Is it the fastest possible? No, of course not, not by any measure.
First off, in order to talk about "fastest" we need to describe precisely what "fastest" means. Do you mean:
- smallest worst possible case timing
- smallest average timing averaged over many timings
- smallest average timing given a particular usage pattern
- something else
? Please clarify precisely what "fastest possible" means. We can devise you an algorithm which is the in theory fastest possible only if we know precisely what fastest possible means to you.
For example, suppose you are writing a compiler. Something we have to do all the time in compilers is check whether a particular string is in a list of strings. Perhaps we are checking to see if a string is a keyword, so we have to look up whether a given string is inside the set {"int", "double", "for", "foreach", "class" ... }
We could put those in a hash set and get decent performance. But if we wanted the best possible performance we could do a lot better. We could, for example, do an analysis of a few billion lines of existing source code to find out which keywords were most common and which were least common, and then write a custom hash table that optimized for (1) rapidly rejecting things that were not keywords at all, and (2) rapidly recognizing the most common keywords at the expense of recognizing other keywords.

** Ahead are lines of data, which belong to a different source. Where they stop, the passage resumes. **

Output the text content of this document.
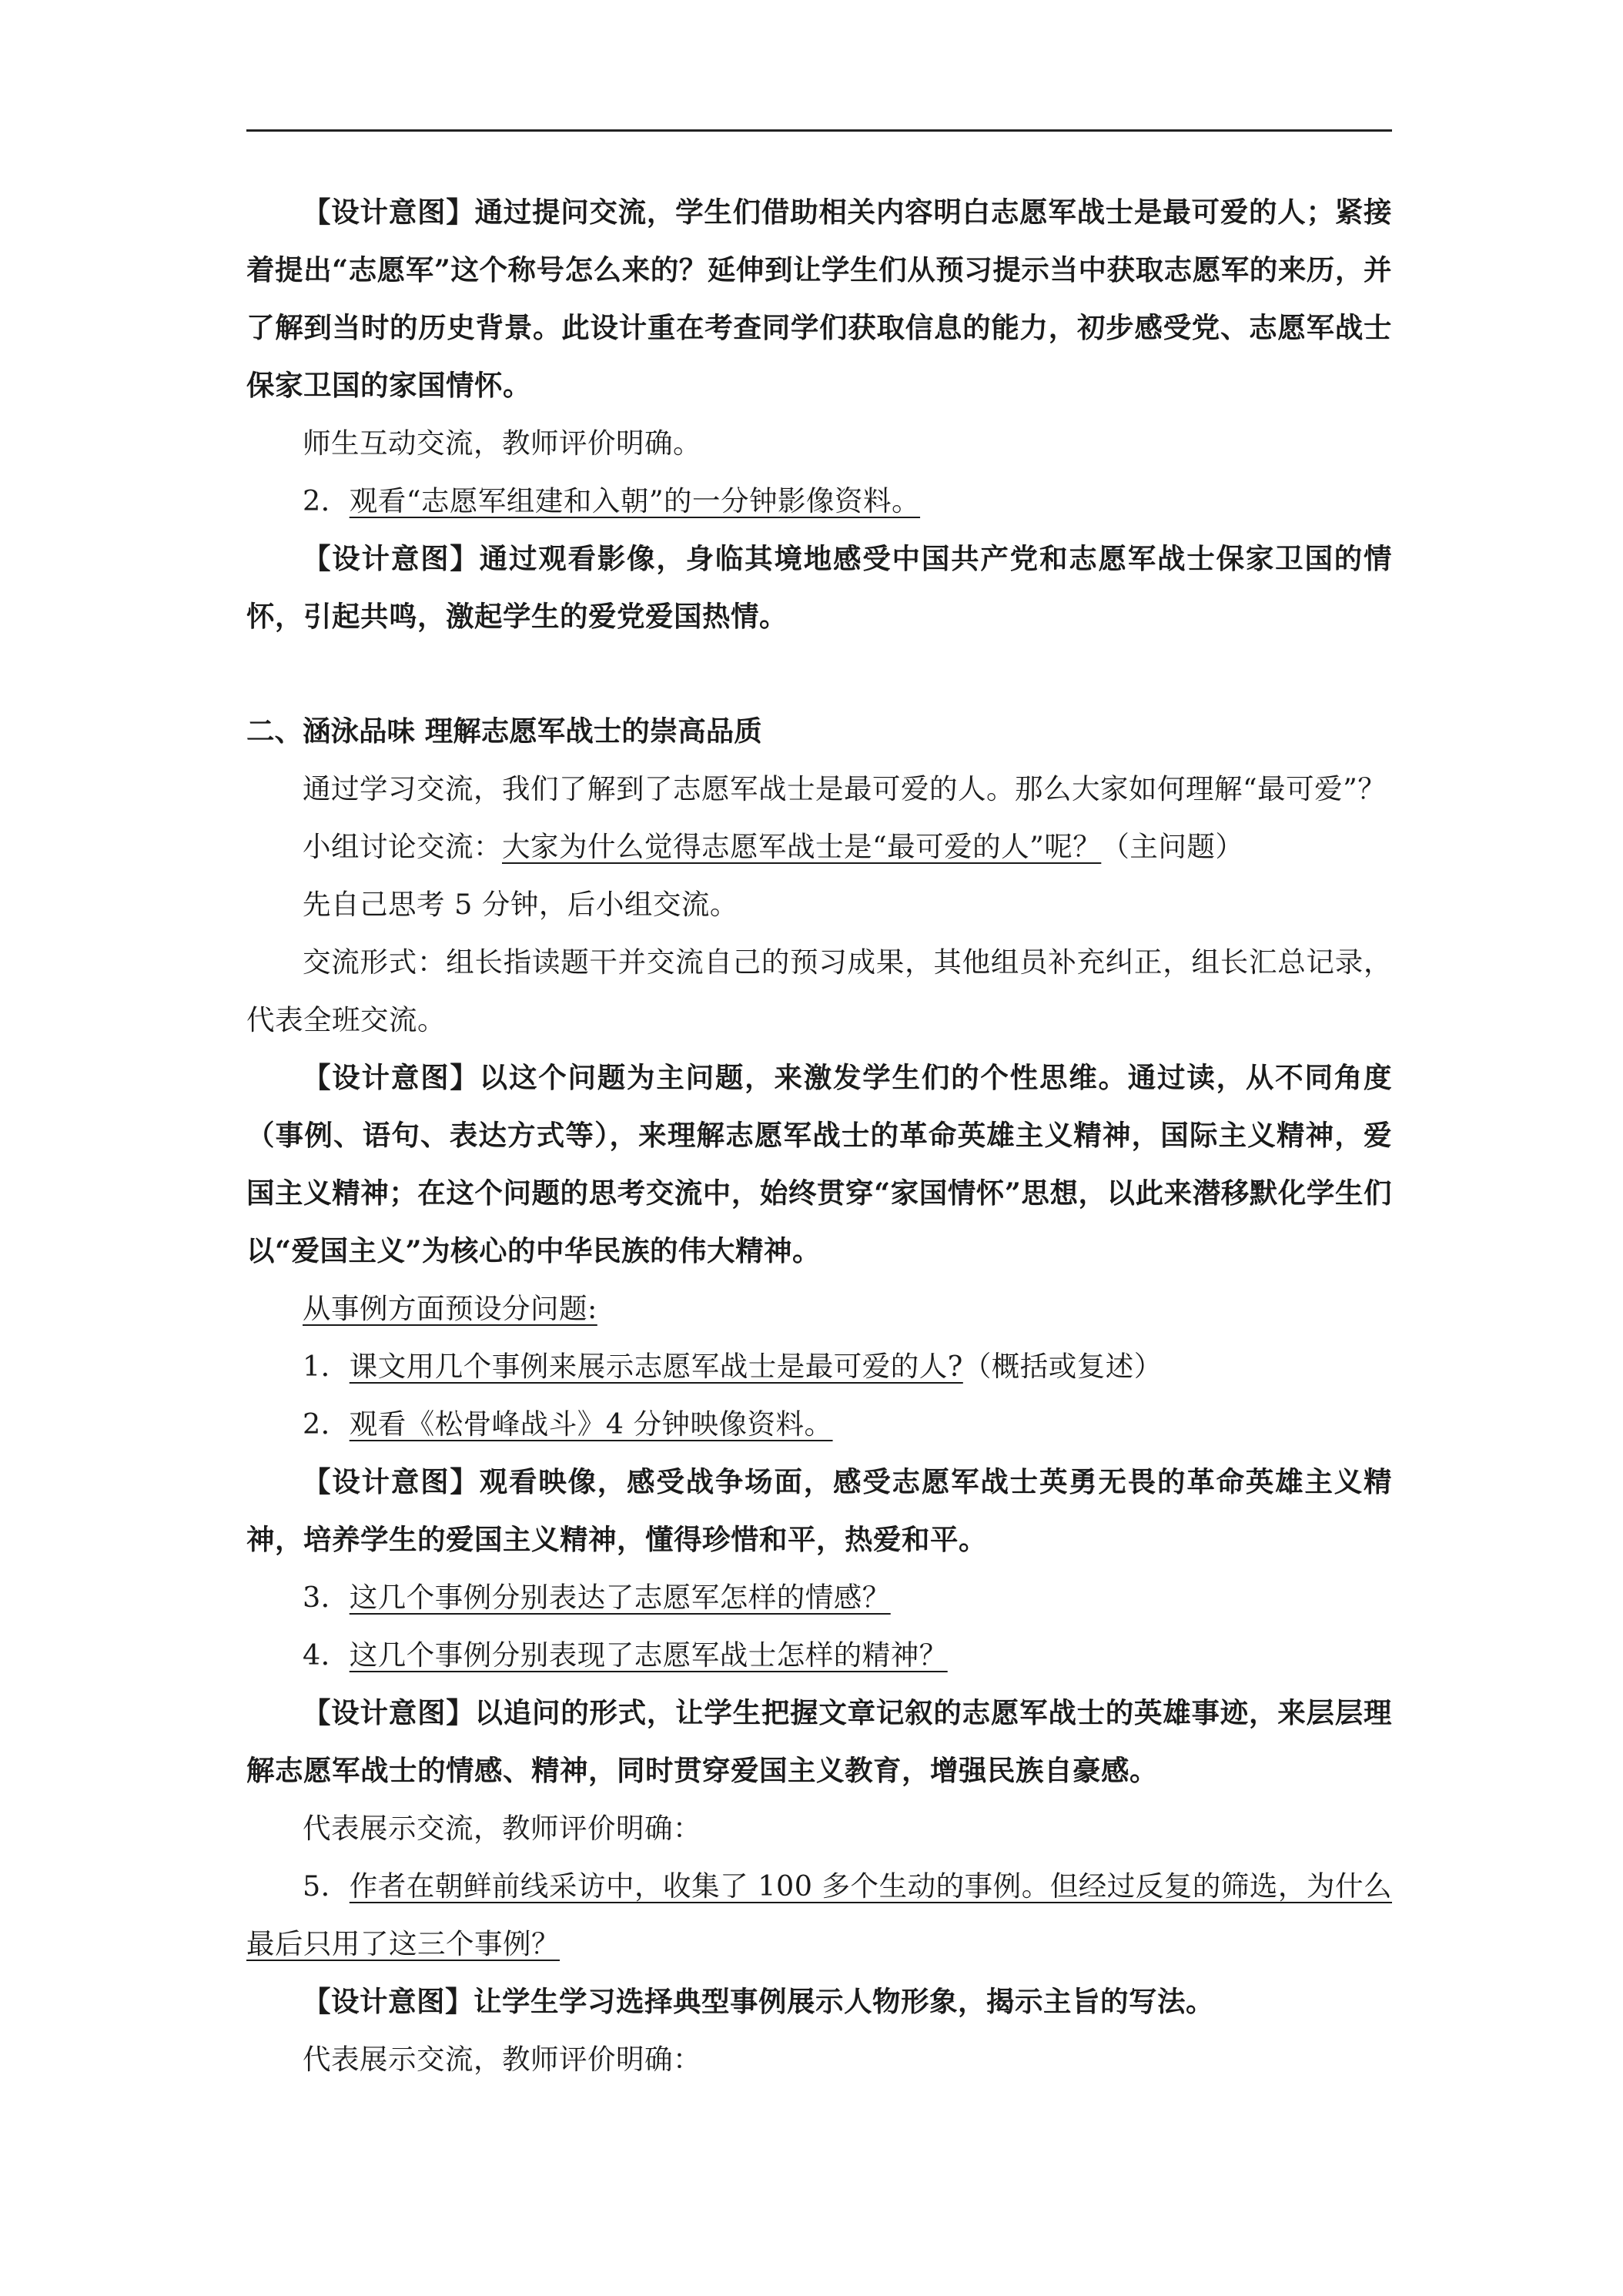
【设计意图】通过提问交流，学生们借助相关内容明白志愿军战士是最可爱的人；紧接着提出“志愿军”这个称号怎么来的？延伸到让学生们从预习提示当中获取志愿军的来历，并了解到当时的历史背景。此设计重在考查同学们获取信息的能力，初步感受党、志愿军战士保家卫国的家国情怀。

师生互动交流，教师评价明确。

2．观看“志愿军组建和入朝”的一分钟影像资料。

【设计意图】通过观看影像，身临其境地感受中国共产党和志愿军战士保家卫国的情怀，引起共鸣，激起学生的爱党爱国热情。

二、涵泳品味 理解志愿军战士的崇高品质

通过学习交流，我们了解到了志愿军战士是最可爱的人。那么大家如何理解“最可爱”？

小组讨论交流：大家为什么觉得志愿军战士是“最可爱的人”呢？（主问题）

先自己思考 5 分钟，后小组交流。

交流形式：组长指读题干并交流自己的预习成果，其他组员补充纠正，组长汇总记录，代表全班交流。

【设计意图】以这个问题为主问题，来激发学生们的个性思维。通过读，从不同角度（事例、语句、表达方式等），来理解志愿军战士的革命英雄主义精神，国际主义精神，爱国主义精神；在这个问题的思考交流中，始终贯穿“家国情怀”思想，以此来潜移默化学生们以“爱国主义”为核心的中华民族的伟大精神。

从事例方面预设分问题:

1．课文用几个事例来展示志愿军战士是最可爱的人?（概括或复述）

2．观看《松骨峰战斗》4 分钟映像资料。

【设计意图】观看映像，感受战争场面，感受志愿军战士英勇无畏的革命英雄主义精神，培养学生的爱国主义精神，懂得珍惜和平，热爱和平。

3．这几个事例分别表达了志愿军怎样的情感？

4．这几个事例分别表现了志愿军战士怎样的精神？

【设计意图】以追问的形式，让学生把握文章记叙的志愿军战士的英雄事迹，来层层理解志愿军战士的情感、精神，同时贯穿爱国主义教育，增强民族自豪感。

代表展示交流，教师评价明确：

5．作者在朝鲜前线采访中，收集了 100 多个生动的事例。但经过反复的筛选，为什么最后只用了这三个事例？

【设计意图】让学生学习选择典型事例展示人物形象，揭示主旨的写法。

代表展示交流，教师评价明确：
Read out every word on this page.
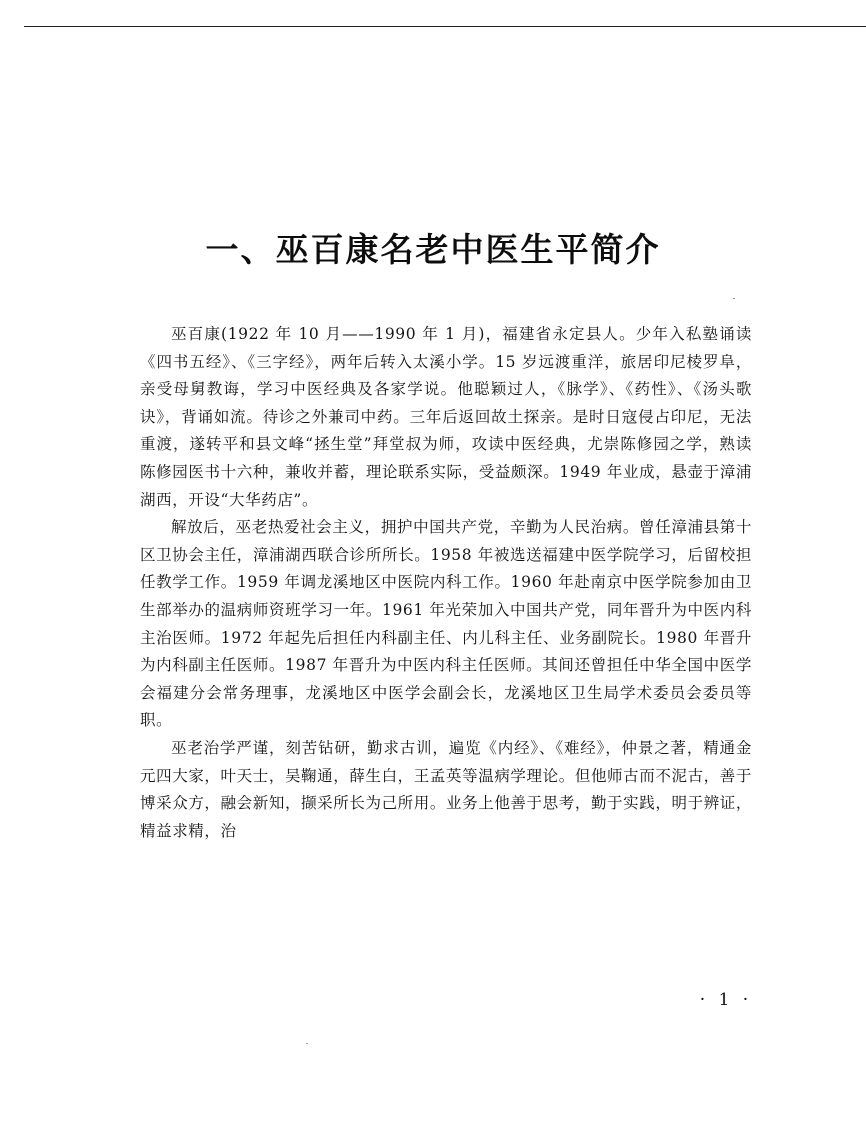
一、巫百康名老中医生平简介

巫百康(1922 年 10 月——1990 年 1 月)，福建省永定县人。少年入私塾诵读《四书五经》、《三字经》，两年后转入太溪小学。15 岁远渡重洋，旅居印尼棱罗阜，亲受母舅教诲，学习中医经典及各家学说。他聪颖过人，《脉学》、《药性》、《汤头歌诀》，背诵如流。待诊之外兼司中药。三年后返回故土探亲。是时日寇侵占印尼，无法重渡，遂转平和县文峰“拯生堂”拜堂叔为师，攻读中医经典，尤崇陈修园之学，熟读陈修园医书十六种，兼收并蓄，理论联系实际，受益颇深。1949 年业成，悬壶于漳浦湖西，开设“大华药店”。

解放后，巫老热爱社会主义，拥护中国共产党，辛勤为人民治病。曾任漳浦县第十区卫协会主任，漳浦湖西联合诊所所长。1958 年被选送福建中医学院学习，后留校担任教学工作。1959 年调龙溪地区中医院内科工作。1960 年赴南京中医学院参加由卫生部举办的温病师资班学习一年。1961 年光荣加入中国共产党，同年晋升为中医内科主治医师。1972 年起先后担任内科副主任、内儿科主任、业务副院长。1980 年晋升为内科副主任医师。1987 年晋升为中医内科主任医师。其间还曾担任中华全国中医学会福建分会常务理事，龙溪地区中医学会副会长，龙溪地区卫生局学术委员会委员等职。

巫老治学严谨，刻苦钻研，勤求古训，遍览《内经》、《难经》，仲景之著，精通金元四大家，叶天士，吴鞠通，薛生白，王孟英等温病学理论。但他师古而不泥古，善于博采众方，融会新知，撷采所长为己所用。业务上他善于思考，勤于实践，明于辨证，精益求精，治

· 1 ·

Note that this requires static analysis; though it performs well on typical cases, it performs poorly on those rare cases where there are lots of rare keywords used. Another approach we could take would be to write a self tuning hash table that dynamically identified when particular strings were being searched for frequently.
Consider, for example, if you are writing an implementation of the JScript runtime. We frequently must look for a string in a set of strings:
for(i = 0; i < 10; ++i) { foo.bar(i); }
Here we must look up the string "bar" inside the object identified by "foo" ten times. The hash table inside "foo" that implements that lookup notices the first time through the loop that "bar" has been used, so it dynamically tweaks the hash table structure so that the second time through the loop, the lookup is faster. This is the strategy we employed in our implementation of JScript.
Now, that optimizes the case for loops, but it makes this case potentially slower than it could be:
for(i = 0; i < 10; ++i) { foo.bar(i); foo.blah(i); foo.abc(i); }
because we don't do more analysis and realize "hey, we just re-optimized this hash table three times, and now we're going to do it all again, maybe we should just leave it as it is."
Fortunately for us, we were not, like you, looking for the fastest possible lookup. We were only looking for a reasonably fast lookup.
Can you carefully and completely describe what exactly your usage case is for the fastest possible lookup? There are lots of algorithms you can use to speed up lookups, but they get very complicated.